Without limiting the foregoing, the University shall not create any liens or encumbrances on any of its assets or revenues for the purpose of securing indebtedness except in accordance with Section 5.1(t)(ii) or Section 5.2(u) hereof.

(o) Annual Debt Service Coverage Requirement. So long as the Loan is outstanding, the University covenants and agrees to operate all of its educational facilities, including the Project, on a revenue-producing basis.

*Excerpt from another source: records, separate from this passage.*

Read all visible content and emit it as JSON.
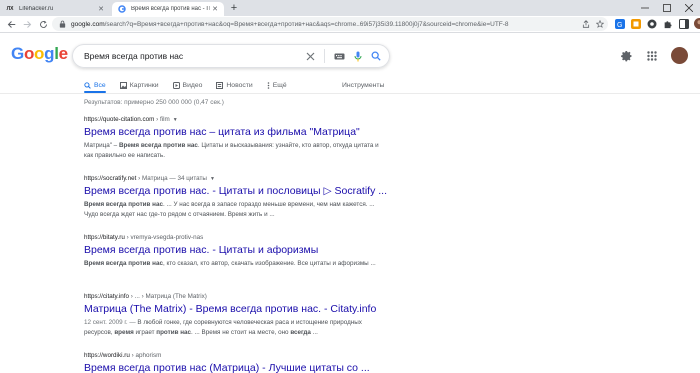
{
  "browser": {
    "tabs": [
      {
        "favicon": "ЛХ",
        "title": "Lifehacker.ru"
      },
      {
        "favicon": "G",
        "title": "Время всегда против нас - Пои"
      }
    ],
    "url_host": "google.com",
    "url_rest": "/search?q=Время+всегда+против+нас&oq=Время+всегда+против+нас&aqs=chrome..69i57j35i39.11800j0j7&sourceid=chrome&ie=UTF-8"
  },
  "google": {
    "logo_letters": [
      {
        "char": "G",
        "color": "#4285f4"
      },
      {
        "char": "o",
        "color": "#ea4335"
      },
      {
        "char": "o",
        "color": "#fbbc05"
      },
      {
        "char": "g",
        "color": "#4285f4"
      },
      {
        "char": "l",
        "color": "#34a853"
      },
      {
        "char": "e",
        "color": "#ea4335"
      }
    ],
    "query": "Время всегда против нас",
    "tabs": [
      {
        "icon": "search-icon",
        "label": "Все"
      },
      {
        "icon": "image-icon",
        "label": "Картинки"
      },
      {
        "icon": "video-icon",
        "label": "Видео"
      },
      {
        "icon": "news-icon",
        "label": "Новости"
      },
      {
        "icon": "more-icon",
        "label": "Ещё"
      }
    ],
    "tools": "Инструменты",
    "stats": "Результатов: примерно 250 000 000 (0,47 сек.)"
  },
  "results": [
    {
      "site": "https://quote-citation.com",
      "path": "› film",
      "title": "Время всегда против нас – цитата из фильма \"Матрица\"",
      "snippet": [
        {
          "t": "Матрица\" – ",
          "b": false
        },
        {
          "t": "Время всегда против нас",
          "b": true
        },
        {
          "t": ". Цитаты и высказывания: узнайте, кто автор, откуда цитата и как правильно ее написать.",
          "b": false
        }
      ]
    },
    {
      "site": "https://socratify.net",
      "path": "› Матрица — 34 цитаты",
      "title": "Время всегда против нас. - Цитаты и пословицы ▷ Socratify ...",
      "snippet": [
        {
          "t": "Время всегда против нас",
          "b": true
        },
        {
          "t": ". ... У нас всегда в запасе гораздо меньше времени, чем нам кажется. ... Чудо всегда ждет нас где-то рядом с отчаянием. Время жить и ...",
          "b": false
        }
      ]
    },
    {
      "site": "https://bitaty.ru",
      "path": "› vremya-vsegda-protiv-nas",
      "title": "Время всегда против нас. - Цитаты и афоризмы",
      "snippet": [
        {
          "t": "Время всегда против нас",
          "b": true
        },
        {
          "t": ", кто сказал, кто автор, скачать изображение. Все цитаты и афоризмы ...",
          "b": false
        }
      ]
    },
    {
      "site": "https://citaty.info",
      "path": "› ... › Матрица (The Matrix)",
      "title": "Матрица (The Matrix) - Время всегда против нас. - Citaty.info",
      "date": "12 сент. 2009 г. — ",
      "snippet": [
        {
          "t": "В любой гонке, где соревнуются человеческая раса и истощение природных ресурсов, ",
          "b": false
        },
        {
          "t": "время",
          "b": true
        },
        {
          "t": " играет ",
          "b": false
        },
        {
          "t": "против нас",
          "b": true
        },
        {
          "t": ". ... Время не стоит на месте, оно ",
          "b": false
        },
        {
          "t": "всегда",
          "b": true
        },
        {
          "t": " ...",
          "b": false
        }
      ]
    },
    {
      "site": "https://wordiki.ru",
      "path": "› aphorism",
      "title": "Время всегда против нас (Матрица) - Лучшие цитаты со ...",
      "snippet": []
    }
  ]
}
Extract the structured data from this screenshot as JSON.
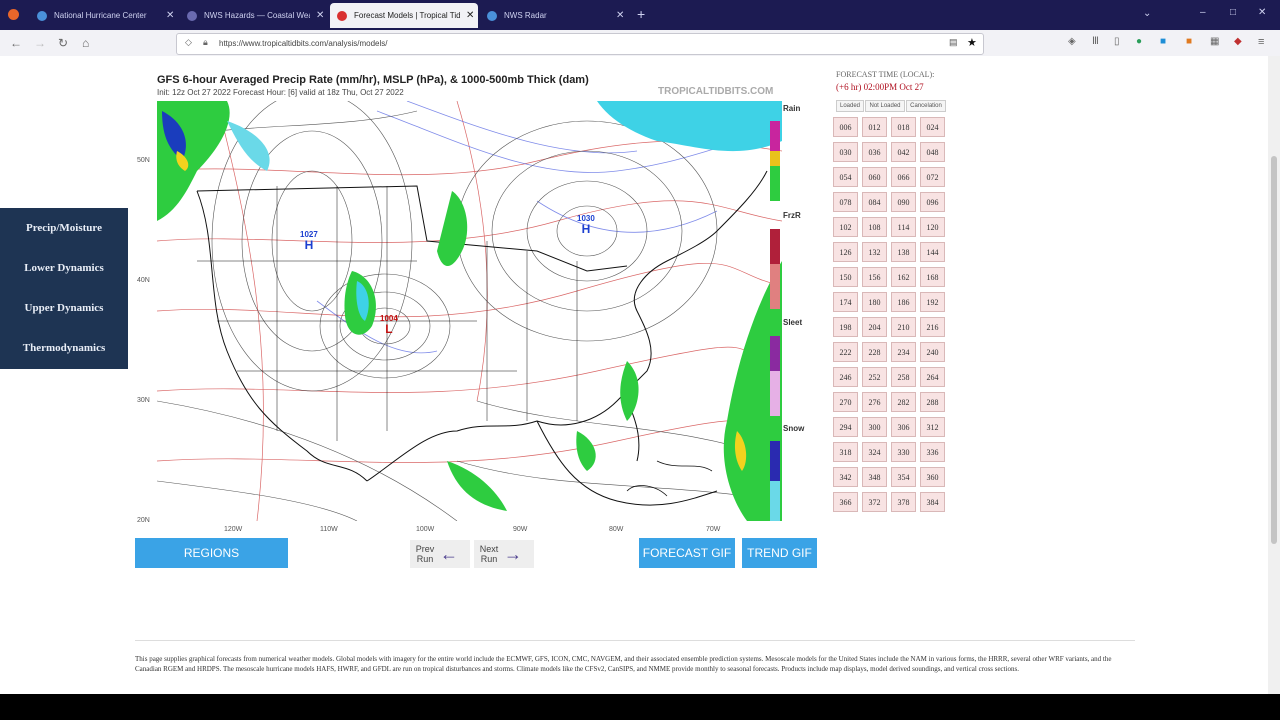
{
  "browser": {
    "tabs": [
      {
        "title": "National Hurricane Center",
        "fav_color": "#4a90d9"
      },
      {
        "title": "NWS Hazards — Coastal Weath",
        "fav_color": "#6a6ab0"
      },
      {
        "title": "Forecast Models | Tropical Tidb",
        "fav_color": "#d93030"
      },
      {
        "title": "NWS Radar",
        "fav_color": "#4a90d9"
      }
    ],
    "new_tab": "+",
    "url": "https://www.tropicaltidbits.com/analysis/models/"
  },
  "sidebar": {
    "items": [
      {
        "label": "Precip/Moisture"
      },
      {
        "label": "Lower Dynamics"
      },
      {
        "label": "Upper Dynamics"
      },
      {
        "label": "Thermodynamics"
      }
    ]
  },
  "map": {
    "title": "GFS 6-hour Averaged Precip Rate (mm/hr), MSLP (hPa), & 1000-500mb Thick (dam)",
    "subtitle": "Init: 12z Oct 27 2022   Forecast Hour: [6]   valid at 18z Thu, Oct 27 2022",
    "watermark": "TROPICALTIDBITS.COM",
    "lat_labels": [
      "50N",
      "40N",
      "30N",
      "20N"
    ],
    "lon_labels": [
      "120W",
      "110W",
      "100W",
      "90W",
      "80W",
      "70W"
    ],
    "legend_labels": [
      "Rain",
      "FrzR",
      "Sleet",
      "Snow"
    ],
    "pressure_centers": [
      {
        "value": "1027",
        "letter": "H"
      },
      {
        "value": "1030",
        "letter": "H"
      },
      {
        "value": "1004",
        "letter": "L"
      }
    ],
    "colors": {
      "ocean": "#ffffff",
      "land_line": "#111111",
      "isobar": "#555555",
      "thickness": "#d04040",
      "precip": "#2ecc40"
    }
  },
  "buttons": {
    "regions": "REGIONS",
    "prev_run": "Prev Run",
    "next_run": "Next Run",
    "forecast_gif": "FORECAST GIF",
    "trend_gif": "TREND GIF"
  },
  "forecast": {
    "header": "FORECAST TIME (LOCAL):",
    "time": "(+6 hr) 02:00PM Oct 27",
    "modes": [
      "Loaded",
      "Not Loaded",
      "Cancelation"
    ],
    "hours": [
      "006",
      "012",
      "018",
      "024",
      "030",
      "036",
      "042",
      "048",
      "054",
      "060",
      "066",
      "072",
      "078",
      "084",
      "090",
      "096",
      "102",
      "108",
      "114",
      "120",
      "126",
      "132",
      "138",
      "144",
      "150",
      "156",
      "162",
      "168",
      "174",
      "180",
      "186",
      "192",
      "198",
      "204",
      "210",
      "216",
      "222",
      "228",
      "234",
      "240",
      "246",
      "252",
      "258",
      "264",
      "270",
      "276",
      "282",
      "288",
      "294",
      "300",
      "306",
      "312",
      "318",
      "324",
      "330",
      "336",
      "342",
      "348",
      "354",
      "360",
      "366",
      "372",
      "378",
      "384"
    ]
  },
  "footer": "This page supplies graphical forecasts from numerical weather models. Global models with imagery for the entire world include the ECMWF, GFS, ICON, CMC, NAVGEM, and their associated ensemble prediction systems. Mesoscale models for the United States include the NAM in various forms, the HRRR, several other WRF variants, and the Canadian RGEM and HRDPS. The mesoscale hurricane models HAFS, HWRF, and GFDL are run on tropical disturbances and storms. Climate models like the CFSv2, CanSIPS, and NMME provide monthly to seasonal forecasts. Products include map displays, model derived soundings, and vertical cross sections."
}
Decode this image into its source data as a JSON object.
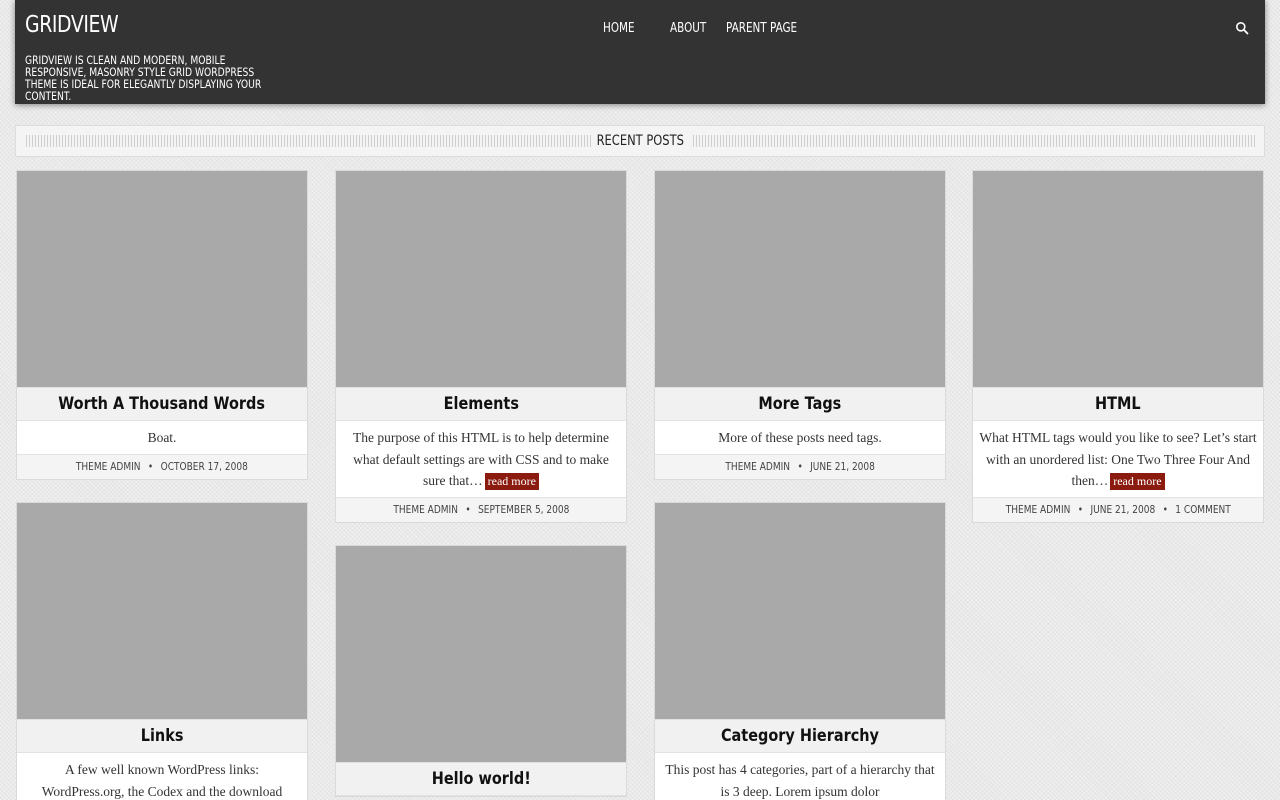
{
  "site": {
    "title": "GRIDVIEW",
    "description": "GRIDVIEW IS CLEAN AND MODERN, MOBILE RESPONSIVE, MASONRY STYLE GRID WORDPRESS THEME IS IDEAL FOR ELEGANTLY DISPLAYING YOUR CONTENT."
  },
  "nav": {
    "items": [
      {
        "label": "HOME"
      },
      {
        "label": "ABOUT"
      },
      {
        "label": "PARENT PAGE"
      }
    ],
    "search_icon": "search-icon"
  },
  "section": {
    "title": "RECENT POSTS"
  },
  "colors": {
    "header_bg": "#333333",
    "read_more_bg": "#8b1a0f",
    "thumb": "#a9a9a9"
  },
  "posts": [
    {
      "title": "Worth A Thousand Words",
      "excerpt": "Boat.",
      "read_more": "",
      "author": "THEME ADMIN",
      "date": "OCTOBER 17, 2008",
      "comments": ""
    },
    {
      "title": "Elements",
      "excerpt": "The purpose of this HTML is to help determine what default settings are with CSS and to make sure that…",
      "read_more": "read more",
      "author": "THEME ADMIN",
      "date": "SEPTEMBER 5, 2008",
      "comments": ""
    },
    {
      "title": "More Tags",
      "excerpt": "More of these posts need tags.",
      "read_more": "",
      "author": "THEME ADMIN",
      "date": "JUNE 21, 2008",
      "comments": ""
    },
    {
      "title": "HTML",
      "excerpt": "What HTML tags would you like to see? Let’s start with an unordered list: One Two Three Four And then…",
      "read_more": "read more",
      "author": "THEME ADMIN",
      "date": "JUNE 21, 2008",
      "comments": "1 COMMENT"
    },
    {
      "title": "Links",
      "excerpt": "A few well known WordPress links: WordPress.org, the Codex and the download",
      "read_more": "",
      "author": "",
      "date": "",
      "comments": ""
    },
    {
      "title": "Hello world!",
      "excerpt": "",
      "read_more": "",
      "author": "",
      "date": "",
      "comments": ""
    },
    {
      "title": "Category Hierarchy",
      "excerpt": "This post has 4 categories, part of a hierarchy that is 3 deep. Lorem ipsum dolor",
      "read_more": "",
      "author": "",
      "date": "",
      "comments": ""
    }
  ]
}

The University also covenants during such period to fix, revise as often as necessary (but not necessarily more often than annually), charge and collect such reasonable tuition fees, other student fees, rates, other fees, rentals and charges for the use an occupancy of its educational facilities, including the Project or any part thereof, in amounts so that the University will receive gross cash receipts in each fiscal year that, together with other money legally available to it, are sufficient (as determined in accordance with generally accepted accounting principles then in effect and applicable to nonprofit educational institutions) to pay the following costs (without priority of any one clause over another): (i) all of the University's expenses, payable during that fiscal year, for its operation, including those expenses incurred in carrying out its educational purposes, and for the operation, maintenance and repair of all its educational facilities, including the Project, and any other facilities operated by the University; (ii) 110% of all Long Term Indebtedness obligations of the University due in that fiscal year as the same become due and payable (including principal payments on capital leases but excluding principal payments of revolving lines of credit); and (iii) all other obligations imposed hereunder upon the University payable during such fiscal year. This covenant shall be tested annually as of each June 30 of each Fiscal Year of the University.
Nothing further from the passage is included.